May 21, 2012
Studying Asthma Risk factors
(Ivanhoe Newswire) — Since 1980, asthma in the U.S. has increased by more than 75 percent, and the symptoms can be debilitating. Now a new study shows a number of specific risk factors are associated with an exacerbation-prone phenotype of severe asthma.
"Acute exacerbations are a major source of morbidity and mortality in asthma," Lead author Maciek Kupczyk, MD, PhD, a researcher at the Karolinska Institute in Stockholm, was quoted as saying. "In children, the costs of asthma care are three times higher in exacerbators as compared to those patients who did not experience any attacks. Exacerbations are a prominent feature of poorly controlled and severe asthma, and even in patients with mild disease, the rates of severe exacerbations are high."

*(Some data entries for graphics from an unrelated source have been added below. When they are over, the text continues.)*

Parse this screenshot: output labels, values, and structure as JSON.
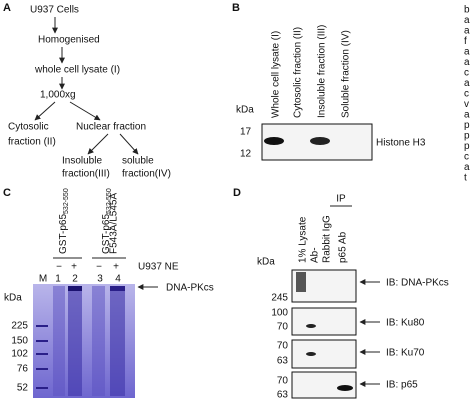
{
  "panel_a": {
    "label": "A",
    "start": "U937 Cells",
    "step1": "Homogenised",
    "step2": "whole cell lysate (I)",
    "step3": "1,000xg",
    "cytosolic": [
      "Cytosolic",
      "fraction (II)"
    ],
    "nuclear": "Nuclear fraction",
    "insoluble": [
      "Insoluble",
      "fraction(III)"
    ],
    "soluble": [
      "soluble",
      "fraction(IV)"
    ]
  },
  "panel_b": {
    "label": "B",
    "lanes": [
      "Whole cell lysate (I)",
      "Cytosolic fraction (II)",
      "Insoluble fraction (III)",
      "Soluble fraction (IV)"
    ],
    "unit": "kDa",
    "markers": [
      "17",
      "12"
    ],
    "blot": "Histone H3"
  },
  "panel_c": {
    "label": "C",
    "constructs": [
      {
        "name": "GST-p65",
        "sub": "532-550"
      },
      {
        "name": "GST-p65",
        "sub": "532-550",
        "mutation": "F543A/L545A"
      }
    ],
    "treatment": [
      "−",
      "+",
      "−",
      "+"
    ],
    "treatment_label": "U937 NE",
    "lanes": [
      "M",
      "1",
      "2",
      "3",
      "4"
    ],
    "unit": "kDa",
    "markers": [
      "225",
      "150",
      "102",
      "76",
      "52"
    ],
    "arrow_label": "DNA-PKcs"
  },
  "panel_d": {
    "label": "D",
    "ip_label": "IP",
    "lanes": [
      "1% Lysate",
      "Ab-",
      "Rabbit IgG",
      "p65 Ab"
    ],
    "unit": "kDa",
    "blots": [
      {
        "markers": [
          "245"
        ],
        "label": "IB: DNA-PKcs"
      },
      {
        "markers": [
          "100",
          "70"
        ],
        "label": "IB: Ku80"
      },
      {
        "markers": [
          "70",
          "63"
        ],
        "label": "IB: Ku70"
      },
      {
        "markers": [
          "70",
          "63"
        ],
        "label": "IB: p65"
      }
    ]
  },
  "cropped_text": [
    "b",
    "a",
    "a",
    "f",
    "a",
    "a",
    "c",
    "a",
    "c",
    "v",
    "a",
    "p",
    "p",
    "p",
    "c",
    "a",
    "t"
  ]
}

Researchers in Sweeden followed at 93 patients with severe asthma along with 76 patients with mild-to-moderate asthma, for one year. Patients with at least one exacerbation despite high-dose inhaled corticosteroid treatment and specialist care in the year prior to registering for the study were considered to have severe asthma.
"Exacerbations are important events in the natural history of asthma that is not well controlled. The implications of these flare-ups include an increased risk of mortality, low health status, decreased quality of life, and extensive utilization of health care resources," Dr. Kupczyk was quoted as saying.
They found a total of 122 exacerbations, including 104 that occurred in 52 patients with severe asthma and 18 that occurred in 16 patients with moderate asthma. Frequent exacerbations occurred only in the severe asthma group.
"In this study we detail the characteristics of frequent exacerbators' phenotype based on medical history, physiological variables and biomarkers," Dr. Kupczyk was quoted as saying. "The ability to identify patients at greatest risk for future exacerbations is vital for developing effective preventive strategies, reducing health care costs, and achieving good asthma control.
Researchers say further studies are needed to clarify which treatment option is optimal in frequent exacerbations.